Sí, Mar, quince años después de “Mírame”, sigo sin tomarme la molestia de dudar cuando me preguntan por la presentadora más guapa con la que he trabajado, y al igual que te halagué de viva voz y por escrito en aquel guión de mi ausencia, aquí te he dedicado la cabecera “¡Guapa!” de este capítulo.

Aunque… Bueno, no, será que en este momento es la última guapa con la que he trabajado y la he idealizado.

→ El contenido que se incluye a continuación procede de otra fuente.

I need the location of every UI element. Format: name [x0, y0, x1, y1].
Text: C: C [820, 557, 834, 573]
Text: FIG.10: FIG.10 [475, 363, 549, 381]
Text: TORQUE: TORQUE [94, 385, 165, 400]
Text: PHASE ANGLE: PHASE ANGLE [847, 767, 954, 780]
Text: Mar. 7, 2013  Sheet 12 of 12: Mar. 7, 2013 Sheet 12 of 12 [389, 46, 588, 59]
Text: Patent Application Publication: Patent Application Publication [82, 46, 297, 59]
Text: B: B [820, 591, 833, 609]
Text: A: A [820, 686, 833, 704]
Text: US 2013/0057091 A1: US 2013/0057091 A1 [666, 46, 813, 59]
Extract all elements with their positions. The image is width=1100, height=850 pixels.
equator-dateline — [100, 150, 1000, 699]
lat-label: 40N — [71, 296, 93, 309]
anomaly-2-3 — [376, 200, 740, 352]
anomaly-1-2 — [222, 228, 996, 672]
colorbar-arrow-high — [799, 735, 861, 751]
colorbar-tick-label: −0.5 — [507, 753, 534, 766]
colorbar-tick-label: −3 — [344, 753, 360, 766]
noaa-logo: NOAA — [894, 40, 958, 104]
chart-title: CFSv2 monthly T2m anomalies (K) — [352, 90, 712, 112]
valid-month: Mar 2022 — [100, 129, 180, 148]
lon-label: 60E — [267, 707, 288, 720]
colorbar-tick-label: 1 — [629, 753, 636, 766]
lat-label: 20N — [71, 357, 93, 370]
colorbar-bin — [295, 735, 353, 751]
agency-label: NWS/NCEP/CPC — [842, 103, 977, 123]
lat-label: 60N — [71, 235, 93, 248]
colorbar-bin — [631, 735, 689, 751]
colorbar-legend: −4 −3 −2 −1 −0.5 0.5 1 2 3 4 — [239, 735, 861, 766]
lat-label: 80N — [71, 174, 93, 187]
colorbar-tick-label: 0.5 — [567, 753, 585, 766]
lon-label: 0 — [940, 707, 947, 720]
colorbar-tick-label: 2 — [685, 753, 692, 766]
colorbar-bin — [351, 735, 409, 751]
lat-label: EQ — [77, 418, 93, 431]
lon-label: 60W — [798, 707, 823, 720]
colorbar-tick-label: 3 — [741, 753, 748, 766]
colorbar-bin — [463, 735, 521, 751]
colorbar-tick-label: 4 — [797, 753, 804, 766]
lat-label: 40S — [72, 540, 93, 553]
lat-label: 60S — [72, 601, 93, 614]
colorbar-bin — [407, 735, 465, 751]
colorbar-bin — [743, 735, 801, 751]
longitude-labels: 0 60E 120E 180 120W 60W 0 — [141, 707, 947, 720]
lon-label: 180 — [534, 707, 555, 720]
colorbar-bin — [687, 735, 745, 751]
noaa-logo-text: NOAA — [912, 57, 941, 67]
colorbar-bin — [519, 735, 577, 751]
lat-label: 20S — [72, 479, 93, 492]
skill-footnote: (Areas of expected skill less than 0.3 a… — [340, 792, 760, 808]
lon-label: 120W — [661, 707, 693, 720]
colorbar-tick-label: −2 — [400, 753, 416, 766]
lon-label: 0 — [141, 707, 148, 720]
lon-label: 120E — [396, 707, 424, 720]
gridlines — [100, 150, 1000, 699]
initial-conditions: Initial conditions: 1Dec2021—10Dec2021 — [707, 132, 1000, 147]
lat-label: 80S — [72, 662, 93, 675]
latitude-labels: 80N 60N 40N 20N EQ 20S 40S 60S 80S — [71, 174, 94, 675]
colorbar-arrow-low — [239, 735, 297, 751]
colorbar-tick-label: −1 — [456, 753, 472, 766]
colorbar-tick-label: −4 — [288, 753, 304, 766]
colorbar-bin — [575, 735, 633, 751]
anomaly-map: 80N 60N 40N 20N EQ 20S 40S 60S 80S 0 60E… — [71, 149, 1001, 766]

Pero no, porque no suelo idealizar a las presentadoras con las que trabajo. ¿Quizá es porque fue en las Campanadas de Fin de Año, y las fiestas y los vestidos de noche lucen mucho? También, pero no ha sido la primera presentadora a la que he visto en traje de noche. El caso es que fue una sorpresa, porque al verla en la tele a diario sí me parecía una chica guapa, pero no a esos niveles, y sin embargo en persona me pareció que la cámara no le hacía la suficiente justicia. Más alta y esbelta, el pelo más largo, los ojos más brillantes, la boca más de comerse el mundo… qué sé yo. ¿Será la novedad? ¿Será la juventud? ¿Será mi madurez, que empiezo a hacerme viejo y a coger color verde? El caso, Sandra, es que ahora que lo pienso, y perdóname, Mar, me haces dudar.


Y perdónenme ustedes, que he hablado de todas como si las conocieran, porque evidentemente las conocen, pero me he hecho el confianzudo, y a lo mejor sólo el nombre de pila desnudo es poco para ustedes. Repartan entre ellas a su buen juicio los apellidos Cervantes, Rueda, Vázquez, Jato, del Moral, Saura y Sabatés, y verán el puzzle completado.